For those who don't need the indestructibility or built-in vertical grip of a traditional pro dSLR like the Nikon D3 or the Canon EOS-1D Mark III--and that's quite a chunk of the pro market--smaller, lighter, and cheaper full-frame models like the Nikon D700 and the Canon EOS 5D and the 5D Mark II are the real workhorses. Plus, their (relatively) lower prices put full-frame shooting in the hands of deep-pocketed amateur photographers.
The D700 comes in two configurations: body only and a kit with the veteran AF-S VR 24-120mm f3.5-5.6G IF-ED lens. With the kit version you end up paying about $300 to $400 for the lens, which sells independently for about $500, but if you're paying more than $2,500 for a camera body, opting for the somewhat middling lens seems a bit penny-wise and pound foolish. On the other hand, it's relatively compact, and replacing it with something superior would probably require multiple, larger, and more expensive lenses.
Though one normally doesn't consider a weight of 2.4 pounds just for the body an asset, it comes up a lightweight compared with 3-pound-plus models like the D3 or Canon EOS-1D line. However, it's still a tad heavier than full-frame competitors like the Sony Alpha DSLR-A900 (2.1 pounds) and the Canon EOS 5D series (about 1.8 pounds). The magnesium-alloy body feels like a Hummer and it's better sealed than the D300, but it's not up to the dust and weatherproofing standards of the D3.
The body design clearly has more in common with the D300 than the D3, and is pretty Nikon-conventional. Almost all settings are adjusted via combinations of buttons and the front or rear dials. On the top left you've got the quality, white balance, and ISO buttons, plus a locked wheel that selects among drive modes (single shot, continuous low, and continuous high), Live View, self timer, and mirror lock-up. This does make Live View operation a bit clunkier than it needs to be; newer models have a dedicated button for popping into the mode, which makes it faster and a bit easier to use. On the top right, the power switch surrounds the shutter release, plus there are buttons for exposure compensation and exposure mode selection (PASM). Nikon provides a traditional status LCD, which displays slightly different information than the viewfinder: it doesn't show metering mode or ISO speed.

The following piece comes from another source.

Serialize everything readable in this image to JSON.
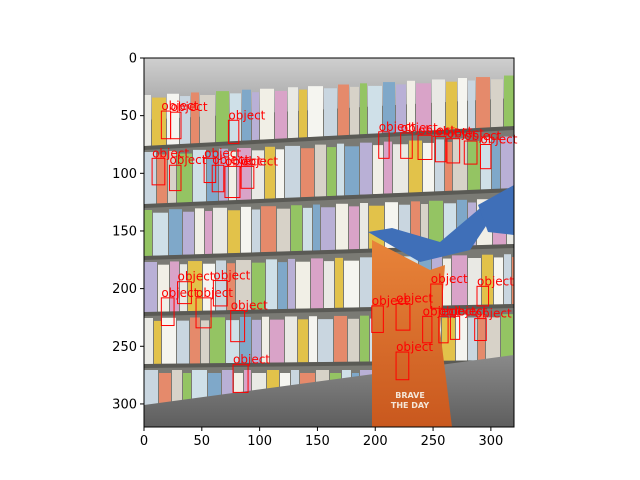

On the front left side of the body sits a switch for focus mode (single, continuous, and manual), flash pop-up and compensation buttons, and ports for a wired remote and flash sync cable. There's a programmable function button between the grip and the lens that you press with your right-hand ring finger; you can assign it from a variety of options, but my favorite is probably the virtual horizon, which uses the exposure compensation readout to display off-horizontal tilt. You can also reassign the depth-of-field preview button, which sits higher between the grip and the lens.
One of my favorite aspects of the D700's design--common to all Nikon's midrange and above dSLRs--is the use of switches for directly selecting metering mode (1.5 percent spot, centerweighted, evaluative) and AF area mode (single point, dynamic area, and auto area). You then use the eight-way multiselector to pick your focus point in the viewfinder. It's the same navigation control as on the D3, and while it's quite convenient, I find the switch itself--which you also use to scroll through photos and information displays during playback--just a little too jumpy when I'm moving fast. Still, it beats the alternatives.
Other controls on the back include separate AF activation and AF/AE lock buttons, as well as the usual assortment of playback, delete, info, menu, and so on. As is typical of Nikons dSLRs, the D700 has a two-button format (delete plus mode) and reset (quality plus exposure compensation).